Well a lens like the Symmar drops off at cos^4 and the Super Angulon drops off at cos^3. So I would say that a 120mm Super Angulon would have less fall off at any angle off the center line. Center filters aren't used on Symmars because they don't have the kind of wide angle coverage that would need them. They only cover 72-75 degrees compared to the 100 or so for the Super Angulon.

Ole
06-01-2011, 01:34 PM
On the other hand, a plain old Angulon would need a center filter more than a Super Angulon would, even if both are wide angle lenses.

Cos^4 is the falloff expected from a simple symmetrical lens with no "fancy tricks" - a perfect pinhole would give cos^4 fall-off.
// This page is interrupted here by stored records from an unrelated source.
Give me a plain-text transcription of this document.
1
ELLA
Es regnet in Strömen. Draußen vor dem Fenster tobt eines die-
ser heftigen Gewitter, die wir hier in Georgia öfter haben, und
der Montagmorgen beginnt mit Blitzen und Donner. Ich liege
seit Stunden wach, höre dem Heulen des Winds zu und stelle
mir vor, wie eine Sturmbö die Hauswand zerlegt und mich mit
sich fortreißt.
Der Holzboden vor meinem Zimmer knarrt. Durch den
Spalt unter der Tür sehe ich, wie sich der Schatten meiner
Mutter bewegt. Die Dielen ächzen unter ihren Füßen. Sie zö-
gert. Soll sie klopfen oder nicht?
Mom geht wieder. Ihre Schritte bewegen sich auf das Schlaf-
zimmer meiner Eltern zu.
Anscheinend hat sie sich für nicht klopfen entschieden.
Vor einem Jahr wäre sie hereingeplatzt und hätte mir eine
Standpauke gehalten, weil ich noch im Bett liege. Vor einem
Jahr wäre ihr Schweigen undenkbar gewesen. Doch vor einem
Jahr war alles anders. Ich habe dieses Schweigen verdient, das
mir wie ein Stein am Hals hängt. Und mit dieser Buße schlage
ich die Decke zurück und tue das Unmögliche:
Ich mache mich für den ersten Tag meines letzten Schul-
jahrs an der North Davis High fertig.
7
By using a large strong negative element to "tilt the pupil", also known as Biogon-type (even if the Biogon wasn't the first), the fall-off will approach cos^3. Most lenses come nowhere close to this ideal, and the difference really only gets significant when you get around 45 degrees off the lens axis - meaning about 90 degrees coverage. The wider the angle, the larger the difference. At 100 deg angle of view, a cos^3 lens loses about two stops, a cos^4 lens almost three.

jbbooks
06-02-2011, 02:50 AM
Well a lens like the Symmar drops off at cos^4 and the Super Angulon drops off at cos^3. So I would say that a 120mm Super Angulon would have less fall off at any angle off the center line. Center filters aren't used on Symmars because they don't have the kind of wide angle coverage that would need them. They only cover 72-75 degrees compared to the 100 or so for the Super Angulon.

What I posted was based on what the OP said in a prior post, which led me to believe that the camera that he was intending to use the lens in is one which will not allow movements:

What he wrote, in part, was, "This is a DIY 6x17, so at the point to pick a lens before finishing off the nose cone..."

The point I attempted to make was that I thought the OP ought to consider a longer focal length than 90mm for his fixed lens, non-movement camera. When I tried that format, I found that the 120mm focal length was much more useful than the 90mm. We can agree, I hope, that is a subjective conclusion and there is no basis, other than individual preference, for his choice of focal length for his camera. I simply suggested he ought to consider another.

If I am correct in that the OP's camera will not have movements, there is no need for him to use a lens that has an image circle larger than 179mm, the approximate diagonal of the 6x17 format. A 120mm f5.6 APO-Symmar has an image circle large enough to cover that and using a larger, heavier, perhaps slower and more expensive lens that needs a centerfilter, such as a 120mm f8 Super-Angulon, is not necessary.

If I am wrong about the coverage of an APO-Symmar or about the intended use of the lens in a camera that does not have movements, then I stand to be corrected. On the other hand, if I am correct about the coverage of the APO-Symmar and that no capability for movements will be available in the OP's camera, then there is no reason for any concern about the fall off in exposure for the APO-Symmar as opposed to the fall off in a Super-Angulon. For its smaller angle of view, the fall off in the APO-Symmar is negligible and, as you recognize in your post, above, it does not need a centerfilter.